The 5 Friction Points in Professional Trading

In professional trading, most losses don’t come from bad ideas. They often come from friction – the kind you don’t see on a P&L until it’s too late.

Think of it as the plumbing. The path a trade takes from order entry to execution to clearing.

Retail platforms often tend to focus on slick interfaces and “free” trades. Institutional trading is different. 

The focus is resilience: what happens when markets move fast, systems hiccup, or something unexpected breaks?

At Gar Wood Securities, we spend a lot of time thinking about where things actually go wrong. These are the five friction points we deliberately manage so infrastructure supports the trader instead of getting in the way.
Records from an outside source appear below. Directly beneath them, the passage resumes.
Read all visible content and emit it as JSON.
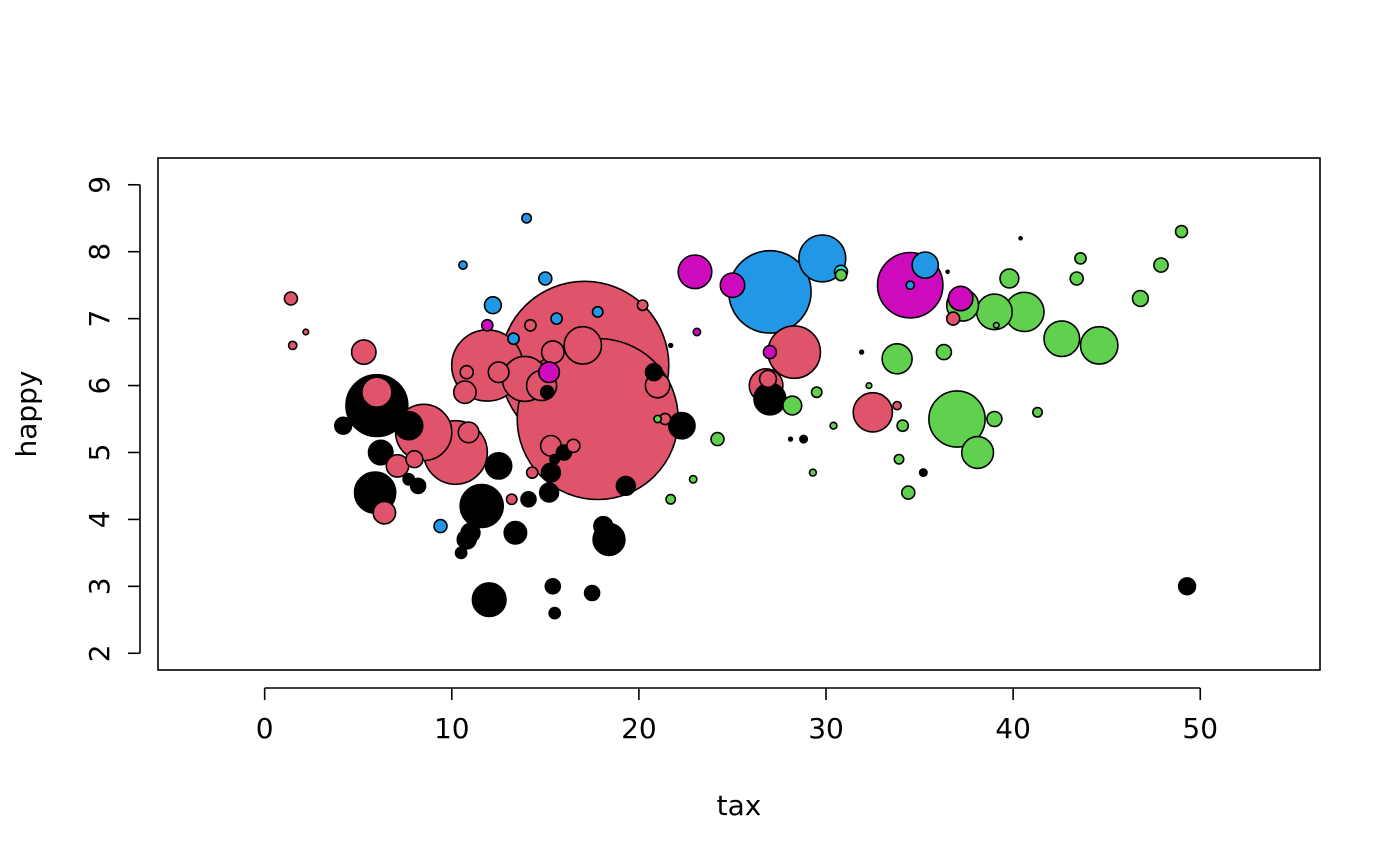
{
  "chart_data": {
    "type": "scatter",
    "title": "",
    "xlabel": "tax",
    "ylabel": "happy",
    "xlim": [
      -5.7,
      56.4
    ],
    "ylim": [
      1.75,
      9.4
    ],
    "xticks": [
      0,
      10,
      20,
      30,
      40,
      50
    ],
    "yticks": [
      2,
      3,
      4,
      5,
      6,
      7,
      8,
      9
    ],
    "grid": false,
    "legend": "none",
    "colors": {
      "black": "#000000",
      "red": "#DF536B",
      "green": "#61D04F",
      "blue": "#2297E6",
      "magenta": "#CD0BBC",
      "cyan": "#28E2E5"
    },
    "size_unit": "bubble radius in tax units",
    "points": [
      {
        "x": 1.4,
        "y": 7.3,
        "r": 0.35,
        "color": "red"
      },
      {
        "x": 2.2,
        "y": 6.8,
        "r": 0.15,
        "color": "red"
      },
      {
        "x": 1.5,
        "y": 6.6,
        "r": 0.22,
        "color": "red"
      },
      {
        "x": 5.3,
        "y": 6.5,
        "r": 0.65,
        "color": "red"
      },
      {
        "x": 6.0,
        "y": 5.9,
        "r": 0.8,
        "color": "red"
      },
      {
        "x": 8.5,
        "y": 5.3,
        "r": 1.5,
        "color": "red"
      },
      {
        "x": 10.2,
        "y": 5.0,
        "r": 1.7,
        "color": "red"
      },
      {
        "x": 10.9,
        "y": 5.3,
        "r": 0.55,
        "color": "red"
      },
      {
        "x": 7.1,
        "y": 4.8,
        "r": 0.6,
        "color": "red"
      },
      {
        "x": 8.0,
        "y": 4.9,
        "r": 0.45,
        "color": "red"
      },
      {
        "x": 6.4,
        "y": 4.1,
        "r": 0.6,
        "color": "red"
      },
      {
        "x": 10.7,
        "y": 5.9,
        "r": 0.6,
        "color": "red"
      },
      {
        "x": 10.8,
        "y": 6.2,
        "r": 0.35,
        "color": "red"
      },
      {
        "x": 11.9,
        "y": 6.3,
        "r": 1.9,
        "color": "red"
      },
      {
        "x": 12.5,
        "y": 6.2,
        "r": 0.55,
        "color": "red"
      },
      {
        "x": 13.9,
        "y": 6.1,
        "r": 1.2,
        "color": "red"
      },
      {
        "x": 14.8,
        "y": 6.0,
        "r": 0.8,
        "color": "red"
      },
      {
        "x": 14.2,
        "y": 6.9,
        "r": 0.3,
        "color": "red"
      },
      {
        "x": 15.4,
        "y": 6.5,
        "r": 0.6,
        "color": "red"
      },
      {
        "x": 17.1,
        "y": 6.3,
        "r": 4.5,
        "color": "red"
      },
      {
        "x": 17.8,
        "y": 5.5,
        "r": 4.3,
        "color": "red"
      },
      {
        "x": 17.0,
        "y": 6.6,
        "r": 1.0,
        "color": "red"
      },
      {
        "x": 15.3,
        "y": 5.1,
        "r": 0.55,
        "color": "red"
      },
      {
        "x": 16.5,
        "y": 5.1,
        "r": 0.35,
        "color": "red"
      },
      {
        "x": 14.3,
        "y": 4.7,
        "r": 0.3,
        "color": "red"
      },
      {
        "x": 13.2,
        "y": 4.3,
        "r": 0.28,
        "color": "red"
      },
      {
        "x": 20.2,
        "y": 7.2,
        "r": 0.28,
        "color": "red"
      },
      {
        "x": 21.0,
        "y": 6.0,
        "r": 0.65,
        "color": "red"
      },
      {
        "x": 21.4,
        "y": 5.5,
        "r": 0.3,
        "color": "red"
      },
      {
        "x": 26.8,
        "y": 6.0,
        "r": 0.9,
        "color": "red"
      },
      {
        "x": 26.9,
        "y": 6.1,
        "r": 0.45,
        "color": "red"
      },
      {
        "x": 28.3,
        "y": 6.5,
        "r": 1.4,
        "color": "red"
      },
      {
        "x": 32.5,
        "y": 5.6,
        "r": 1.05,
        "color": "red"
      },
      {
        "x": 33.8,
        "y": 5.7,
        "r": 0.22,
        "color": "red"
      },
      {
        "x": 36.8,
        "y": 7.0,
        "r": 0.35,
        "color": "red"
      },
      {
        "x": 4.2,
        "y": 5.4,
        "r": 0.45,
        "color": "black"
      },
      {
        "x": 6.0,
        "y": 5.7,
        "r": 1.65,
        "color": "black"
      },
      {
        "x": 6.2,
        "y": 5.0,
        "r": 0.65,
        "color": "black"
      },
      {
        "x": 7.7,
        "y": 5.4,
        "r": 0.75,
        "color": "black"
      },
      {
        "x": 5.9,
        "y": 4.4,
        "r": 1.1,
        "color": "black"
      },
      {
        "x": 7.7,
        "y": 4.6,
        "r": 0.3,
        "color": "black"
      },
      {
        "x": 8.2,
        "y": 4.5,
        "r": 0.4,
        "color": "black"
      },
      {
        "x": 12.5,
        "y": 4.8,
        "r": 0.7,
        "color": "black"
      },
      {
        "x": 11.6,
        "y": 4.2,
        "r": 1.15,
        "color": "black"
      },
      {
        "x": 11.0,
        "y": 3.8,
        "r": 0.5,
        "color": "black"
      },
      {
        "x": 10.8,
        "y": 3.7,
        "r": 0.5,
        "color": "black"
      },
      {
        "x": 10.5,
        "y": 3.5,
        "r": 0.3,
        "color": "black"
      },
      {
        "x": 13.4,
        "y": 3.8,
        "r": 0.6,
        "color": "black"
      },
      {
        "x": 14.1,
        "y": 4.3,
        "r": 0.4,
        "color": "black"
      },
      {
        "x": 15.2,
        "y": 4.4,
        "r": 0.5,
        "color": "black"
      },
      {
        "x": 15.3,
        "y": 4.7,
        "r": 0.5,
        "color": "black"
      },
      {
        "x": 15.5,
        "y": 4.9,
        "r": 0.25,
        "color": "black"
      },
      {
        "x": 16.0,
        "y": 5.0,
        "r": 0.4,
        "color": "black"
      },
      {
        "x": 15.1,
        "y": 5.9,
        "r": 0.35,
        "color": "black"
      },
      {
        "x": 12.0,
        "y": 2.8,
        "r": 0.9,
        "color": "black"
      },
      {
        "x": 15.4,
        "y": 3.0,
        "r": 0.4,
        "color": "black"
      },
      {
        "x": 15.5,
        "y": 2.6,
        "r": 0.3,
        "color": "black"
      },
      {
        "x": 17.5,
        "y": 2.9,
        "r": 0.4,
        "color": "black"
      },
      {
        "x": 18.1,
        "y": 3.9,
        "r": 0.5,
        "color": "black"
      },
      {
        "x": 18.4,
        "y": 3.7,
        "r": 0.85,
        "color": "black"
      },
      {
        "x": 19.3,
        "y": 4.5,
        "r": 0.5,
        "color": "black"
      },
      {
        "x": 20.8,
        "y": 6.2,
        "r": 0.45,
        "color": "black"
      },
      {
        "x": 22.3,
        "y": 5.4,
        "r": 0.7,
        "color": "black"
      },
      {
        "x": 21.7,
        "y": 6.6,
        "r": 0.1,
        "color": "black"
      },
      {
        "x": 27.0,
        "y": 5.8,
        "r": 0.85,
        "color": "black"
      },
      {
        "x": 28.1,
        "y": 5.2,
        "r": 0.1,
        "color": "black"
      },
      {
        "x": 28.8,
        "y": 5.2,
        "r": 0.2,
        "color": "black"
      },
      {
        "x": 31.9,
        "y": 6.5,
        "r": 0.1,
        "color": "black"
      },
      {
        "x": 35.2,
        "y": 4.7,
        "r": 0.2,
        "color": "black"
      },
      {
        "x": 36.5,
        "y": 7.7,
        "r": 0.08,
        "color": "black"
      },
      {
        "x": 40.4,
        "y": 8.2,
        "r": 0.08,
        "color": "black"
      },
      {
        "x": 49.3,
        "y": 3.0,
        "r": 0.45,
        "color": "black"
      },
      {
        "x": 11.9,
        "y": 6.9,
        "r": 0.3,
        "color": "magenta"
      },
      {
        "x": 15.2,
        "y": 6.2,
        "r": 0.55,
        "color": "magenta"
      },
      {
        "x": 23.0,
        "y": 7.7,
        "r": 0.9,
        "color": "magenta"
      },
      {
        "x": 23.1,
        "y": 6.8,
        "r": 0.2,
        "color": "magenta"
      },
      {
        "x": 25.0,
        "y": 7.5,
        "r": 0.65,
        "color": "magenta"
      },
      {
        "x": 27.0,
        "y": 6.5,
        "r": 0.35,
        "color": "magenta"
      },
      {
        "x": 34.5,
        "y": 7.5,
        "r": 1.75,
        "color": "magenta"
      },
      {
        "x": 37.2,
        "y": 7.3,
        "r": 0.65,
        "color": "magenta"
      },
      {
        "x": 14.0,
        "y": 8.5,
        "r": 0.25,
        "color": "blue"
      },
      {
        "x": 10.6,
        "y": 7.8,
        "r": 0.22,
        "color": "blue"
      },
      {
        "x": 12.2,
        "y": 7.2,
        "r": 0.45,
        "color": "blue"
      },
      {
        "x": 15.0,
        "y": 7.6,
        "r": 0.35,
        "color": "blue"
      },
      {
        "x": 15.6,
        "y": 7.0,
        "r": 0.3,
        "color": "blue"
      },
      {
        "x": 13.3,
        "y": 6.7,
        "r": 0.3,
        "color": "blue"
      },
      {
        "x": 17.8,
        "y": 7.1,
        "r": 0.28,
        "color": "blue"
      },
      {
        "x": 9.4,
        "y": 3.9,
        "r": 0.35,
        "color": "blue"
      },
      {
        "x": 27.0,
        "y": 7.4,
        "r": 2.2,
        "color": "blue"
      },
      {
        "x": 29.8,
        "y": 7.9,
        "r": 1.25,
        "color": "blue"
      },
      {
        "x": 35.3,
        "y": 7.8,
        "r": 0.7,
        "color": "blue"
      },
      {
        "x": 34.5,
        "y": 7.5,
        "r": 0.22,
        "color": "blue"
      },
      {
        "x": 30.8,
        "y": 7.7,
        "r": 0.35,
        "color": "cyan"
      },
      {
        "x": 21.7,
        "y": 4.3,
        "r": 0.25,
        "color": "green"
      },
      {
        "x": 22.9,
        "y": 4.6,
        "r": 0.2,
        "color": "green"
      },
      {
        "x": 24.2,
        "y": 5.2,
        "r": 0.35,
        "color": "green"
      },
      {
        "x": 21.0,
        "y": 5.5,
        "r": 0.2,
        "color": "green"
      },
      {
        "x": 28.2,
        "y": 5.7,
        "r": 0.5,
        "color": "green"
      },
      {
        "x": 29.5,
        "y": 5.9,
        "r": 0.28,
        "color": "green"
      },
      {
        "x": 30.4,
        "y": 5.4,
        "r": 0.18,
        "color": "green"
      },
      {
        "x": 29.3,
        "y": 4.7,
        "r": 0.18,
        "color": "green"
      },
      {
        "x": 30.8,
        "y": 7.65,
        "r": 0.3,
        "color": "green"
      },
      {
        "x": 32.3,
        "y": 6.0,
        "r": 0.15,
        "color": "green"
      },
      {
        "x": 33.8,
        "y": 6.4,
        "r": 0.8,
        "color": "green"
      },
      {
        "x": 34.1,
        "y": 5.4,
        "r": 0.3,
        "color": "green"
      },
      {
        "x": 33.9,
        "y": 4.9,
        "r": 0.25,
        "color": "green"
      },
      {
        "x": 34.4,
        "y": 4.4,
        "r": 0.35,
        "color": "green"
      },
      {
        "x": 36.3,
        "y": 6.5,
        "r": 0.4,
        "color": "green"
      },
      {
        "x": 37.0,
        "y": 5.5,
        "r": 1.5,
        "color": "green"
      },
      {
        "x": 37.3,
        "y": 7.2,
        "r": 0.85,
        "color": "green"
      },
      {
        "x": 38.1,
        "y": 5.0,
        "r": 0.85,
        "color": "green"
      },
      {
        "x": 39.0,
        "y": 5.5,
        "r": 0.4,
        "color": "green"
      },
      {
        "x": 39.1,
        "y": 6.9,
        "r": 0.15,
        "color": "green"
      },
      {
        "x": 39.0,
        "y": 7.1,
        "r": 0.95,
        "color": "green"
      },
      {
        "x": 39.8,
        "y": 7.6,
        "r": 0.5,
        "color": "green"
      },
      {
        "x": 40.6,
        "y": 7.1,
        "r": 1.05,
        "color": "green"
      },
      {
        "x": 41.3,
        "y": 5.6,
        "r": 0.25,
        "color": "green"
      },
      {
        "x": 42.6,
        "y": 6.7,
        "r": 0.95,
        "color": "green"
      },
      {
        "x": 43.4,
        "y": 7.6,
        "r": 0.35,
        "color": "green"
      },
      {
        "x": 43.6,
        "y": 7.9,
        "r": 0.3,
        "color": "green"
      },
      {
        "x": 44.6,
        "y": 6.6,
        "r": 1.0,
        "color": "green"
      },
      {
        "x": 46.8,
        "y": 7.3,
        "r": 0.42,
        "color": "green"
      },
      {
        "x": 47.9,
        "y": 7.8,
        "r": 0.38,
        "color": "green"
      },
      {
        "x": 49.0,
        "y": 8.3,
        "r": 0.32,
        "color": "green"
      }
    ]
  }
}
1. Human-in-the-Loop Support

Technology works great, until it doesn’t. And when it fails during a volatile market, the biggest risk often isn’t the position itself, it’s being stuck in a support queue

That’s why our Pro Desk operates on a direct-access model. During market hours, clients aren’t dealing with chatbots, tickets, or escalation chains. They’re speaking directly with licensed professionals who understand both the technology and the trade.

When something breaks, speed and judgment matter more than automation.


2. The Agency-Only Structural Guardrail

Conflicts of interest aren’t always obvious, but they’re very real in brokerage.

Many firms operate proprietary trading desks alongside client flow, which means the broker can effectively be competing with the trader. That’s a structural risk, not a hypothetical one.

Gar Wood is an agency-only broker. We do not trade against our clients. That choice is intentional. It ensures that routing decisions, execution oversight, and desk support are aligned with client outcomes, full stop.


3. Institutional Routing vs. “Free” Trades

The zero-commission retail model is built on Payment for Order Flow. While it lowers the visible cost of a trade, it often introduces invisible costs through routing and spread capture.

Our focus is Direct Market Access. Orders are routed to the most liquid venues with the goal of price improvement, not rebates. For active and high-volume traders, what matters isn’t the commission line, it’s the total cost of execution.

Over time, slippage matters more than marketing.


4. Qualitative Risk Management


Most modern risk systems are automated by design, and for good reason. Speed and consistency matter, especially in fast-moving markets.

The risk comes when automation is the only layer. Binary, rules-based liquidations don’t account for context, and can force exits at the worst possible moment during a temporary spike or dislocation.

For established accounts, we take a layered approach. Risk parameters are enforced programmatically, but reviewed by experienced professionals who understand portfolio structure, market conditions, and timing before a machine forces an exit.

It’s not about replacing automation. It’s about knowing when human judgment should complement it.


5. Technical Onboarding & Migration

For many professional traders, switching firms isn’t just opening a new account. It’s migrating an entire ecosystem: APIs, scripts, custom workflows, platforms like DAS or Sterling.

That complexity creates inertia, and inertia keeps people stuck at firms that no longer serve them well.

We treat onboarding as a technical project, not paperwork. Our concierge process helps with platform setup, API mapping, testing, and validation so the environment is fully dialed in before the first trade ever goes live.